In 2015 I shared this video in a post ‘Creativity & Motivation’. If you haven’t seen it, or want a refresher, please go watch it now, I’ll wait.

Every now and then I look back through my 950+ posts (!) here, I re-share some them on Twitter or LinkedIn. Just because I wrote it a while ago doesn’t mean it’s not still relevant or interesting. But this post struck a chord, again, as the creative streak within waxes and wanes. Being a creative thinker or someone who’s in a creative role (or any role for that matter that requires you to ‘produce’ similar outcomes whilst still bringing in something new or different) being motivated is difficult. It’s hard.

For me, I am more creative when I’m more motivated – motivated to be better, to be different, to do it well, etc. If I’m not motivated, I’m less likely to put the extra effort or attention. So how do I stay motivated?

Hmm, that’s a tough one to answer, especially as I’m not feeling very motivated yet. It’s the beginning of 2020, the first full week back at work after the festive break and the tiredness of the daily routine is kicking in. Some say January and the new year is the period of highest movement in job searches, but doesn’t necessarily mean it’s the best time to change (the new year, back-to-work feeling – it’s not all bad, you’re just getting used to waking in the dark again). The beginning of the new year “provides as much opportunity to grow and develop in our current jobs as it does to land a new one.” (Alyse Kalish).

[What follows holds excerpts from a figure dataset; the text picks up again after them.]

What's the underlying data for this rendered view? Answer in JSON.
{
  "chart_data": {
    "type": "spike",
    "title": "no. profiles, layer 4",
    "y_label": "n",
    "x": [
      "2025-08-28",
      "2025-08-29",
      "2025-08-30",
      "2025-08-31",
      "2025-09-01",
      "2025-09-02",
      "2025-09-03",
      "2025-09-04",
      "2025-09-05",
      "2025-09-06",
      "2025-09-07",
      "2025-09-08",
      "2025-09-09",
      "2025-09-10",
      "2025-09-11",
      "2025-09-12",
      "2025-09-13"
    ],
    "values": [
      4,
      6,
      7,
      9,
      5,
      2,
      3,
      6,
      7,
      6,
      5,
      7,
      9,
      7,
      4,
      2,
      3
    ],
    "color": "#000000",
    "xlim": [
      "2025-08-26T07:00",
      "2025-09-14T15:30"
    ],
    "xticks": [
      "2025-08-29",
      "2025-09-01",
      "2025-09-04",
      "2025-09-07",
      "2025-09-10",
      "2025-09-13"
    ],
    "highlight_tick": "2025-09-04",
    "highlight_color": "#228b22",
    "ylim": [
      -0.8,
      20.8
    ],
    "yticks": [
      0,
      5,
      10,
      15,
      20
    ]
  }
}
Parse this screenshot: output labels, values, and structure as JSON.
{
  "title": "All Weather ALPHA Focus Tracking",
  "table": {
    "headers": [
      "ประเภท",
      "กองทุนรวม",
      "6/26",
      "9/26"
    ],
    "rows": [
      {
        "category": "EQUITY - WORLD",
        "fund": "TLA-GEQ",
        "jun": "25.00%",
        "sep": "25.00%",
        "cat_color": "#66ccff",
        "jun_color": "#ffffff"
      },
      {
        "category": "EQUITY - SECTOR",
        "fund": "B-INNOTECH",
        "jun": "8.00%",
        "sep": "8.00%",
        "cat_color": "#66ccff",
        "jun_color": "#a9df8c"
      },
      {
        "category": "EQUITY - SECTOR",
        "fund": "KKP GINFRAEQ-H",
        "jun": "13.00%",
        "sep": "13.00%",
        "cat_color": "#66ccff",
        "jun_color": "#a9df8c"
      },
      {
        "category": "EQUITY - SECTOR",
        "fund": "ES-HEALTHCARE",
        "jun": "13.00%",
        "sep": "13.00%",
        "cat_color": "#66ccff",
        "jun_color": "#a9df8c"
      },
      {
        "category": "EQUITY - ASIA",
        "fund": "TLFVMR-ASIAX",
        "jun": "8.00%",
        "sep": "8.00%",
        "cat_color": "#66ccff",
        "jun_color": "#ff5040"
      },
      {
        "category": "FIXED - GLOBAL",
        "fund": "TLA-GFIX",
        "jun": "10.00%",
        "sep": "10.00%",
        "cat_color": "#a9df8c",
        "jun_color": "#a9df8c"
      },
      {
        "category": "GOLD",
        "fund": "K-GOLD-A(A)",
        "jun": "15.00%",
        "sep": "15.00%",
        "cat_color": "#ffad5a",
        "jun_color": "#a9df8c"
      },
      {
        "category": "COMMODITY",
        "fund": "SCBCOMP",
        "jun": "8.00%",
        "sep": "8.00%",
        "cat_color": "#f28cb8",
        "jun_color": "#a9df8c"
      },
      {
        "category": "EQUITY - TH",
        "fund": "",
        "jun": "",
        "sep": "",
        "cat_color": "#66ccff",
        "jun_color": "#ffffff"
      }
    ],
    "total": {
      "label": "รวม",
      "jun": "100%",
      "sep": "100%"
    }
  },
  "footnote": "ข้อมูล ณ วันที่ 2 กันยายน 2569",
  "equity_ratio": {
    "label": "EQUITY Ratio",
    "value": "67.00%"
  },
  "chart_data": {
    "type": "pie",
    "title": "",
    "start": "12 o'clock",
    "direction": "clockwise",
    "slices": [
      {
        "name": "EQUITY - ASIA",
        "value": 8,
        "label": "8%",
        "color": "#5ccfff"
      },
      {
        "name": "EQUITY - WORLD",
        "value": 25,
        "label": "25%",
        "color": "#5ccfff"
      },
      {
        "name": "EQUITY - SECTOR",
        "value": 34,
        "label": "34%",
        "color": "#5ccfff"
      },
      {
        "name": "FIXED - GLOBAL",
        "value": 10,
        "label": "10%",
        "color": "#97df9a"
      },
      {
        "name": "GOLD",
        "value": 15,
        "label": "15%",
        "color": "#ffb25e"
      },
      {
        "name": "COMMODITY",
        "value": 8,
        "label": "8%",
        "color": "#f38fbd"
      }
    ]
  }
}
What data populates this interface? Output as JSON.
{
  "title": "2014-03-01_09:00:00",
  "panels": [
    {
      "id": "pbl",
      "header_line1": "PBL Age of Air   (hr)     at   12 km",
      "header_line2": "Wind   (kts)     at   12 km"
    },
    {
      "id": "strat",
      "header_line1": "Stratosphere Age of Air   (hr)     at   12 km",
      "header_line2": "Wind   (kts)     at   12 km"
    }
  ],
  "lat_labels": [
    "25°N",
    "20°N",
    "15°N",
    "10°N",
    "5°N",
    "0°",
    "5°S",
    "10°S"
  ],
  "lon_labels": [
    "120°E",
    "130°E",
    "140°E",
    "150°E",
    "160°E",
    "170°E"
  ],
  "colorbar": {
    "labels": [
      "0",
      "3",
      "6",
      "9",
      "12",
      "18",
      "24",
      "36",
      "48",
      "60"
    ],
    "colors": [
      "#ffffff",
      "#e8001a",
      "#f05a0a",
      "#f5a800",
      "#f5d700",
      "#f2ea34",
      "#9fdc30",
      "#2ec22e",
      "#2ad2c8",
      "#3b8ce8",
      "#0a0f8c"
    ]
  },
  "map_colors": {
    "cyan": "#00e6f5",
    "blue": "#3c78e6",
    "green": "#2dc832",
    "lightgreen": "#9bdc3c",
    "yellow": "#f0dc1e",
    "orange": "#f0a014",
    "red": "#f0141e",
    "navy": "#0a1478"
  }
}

Does motivation, or the lack of it, equal interest (or boredom) at work? Whilst I may not feel the motivation for a cold Friday morning in January (laid up at home with a sore back) I feel I ought to have ‘it’. That doesn’t mean I’m bored. I’m just … meh. Let’s be real here, I’m not the only one – people are individuals and therefore we all feel things differently. And that’s OK. There are some around me who outwardly show the same January feeling I have, whilst others are enthused and invigorated by the break and raring to go (that might make the January blues for others feel worse, but that’s a different story). Just because someone ‘feels’ better than me doesn’t mean my feelings are less important, they’re just different. I can still function in my role and engage my colleagues, it just takes me longer to focus and perform to the standards I set myself.

Similarly, when you struggle with motivation, it doesn’t mean you’ve lost interest. Dr. Steven Berglas says that, when you think you’ve lost motivation or interest at work, you ought to “engage in more activities designed to ameliorate or eliminate the ‘target cause’ of your agency” – to work harder to overcome it. I’ve been there, tried that. It doesn’t work for me, but might for you. He clarifies this by saying it’s working smarter, not working more, will solve this and that working in “more in ways that are completely different than the ‘same old, same old’ that caused your malaise in the first place.”

How do I motivate myself? I do something different. I listen to some new music. I try something I’ve never done before. I drive a different road to get to the same place. I find motivation in doing something I haven’t done before and showing myself I can do it. My motivation this week came from Laura Ritchie and her post ‘Yes I can? YES YOU CAN!‘ about experience and realising that, well, yes you can!

As the header image for this post states … “You didn’t come this far to only come this far!” That in itself has motivated me to move on, get on with it. Let’s just wait until I can stand straight again, yes?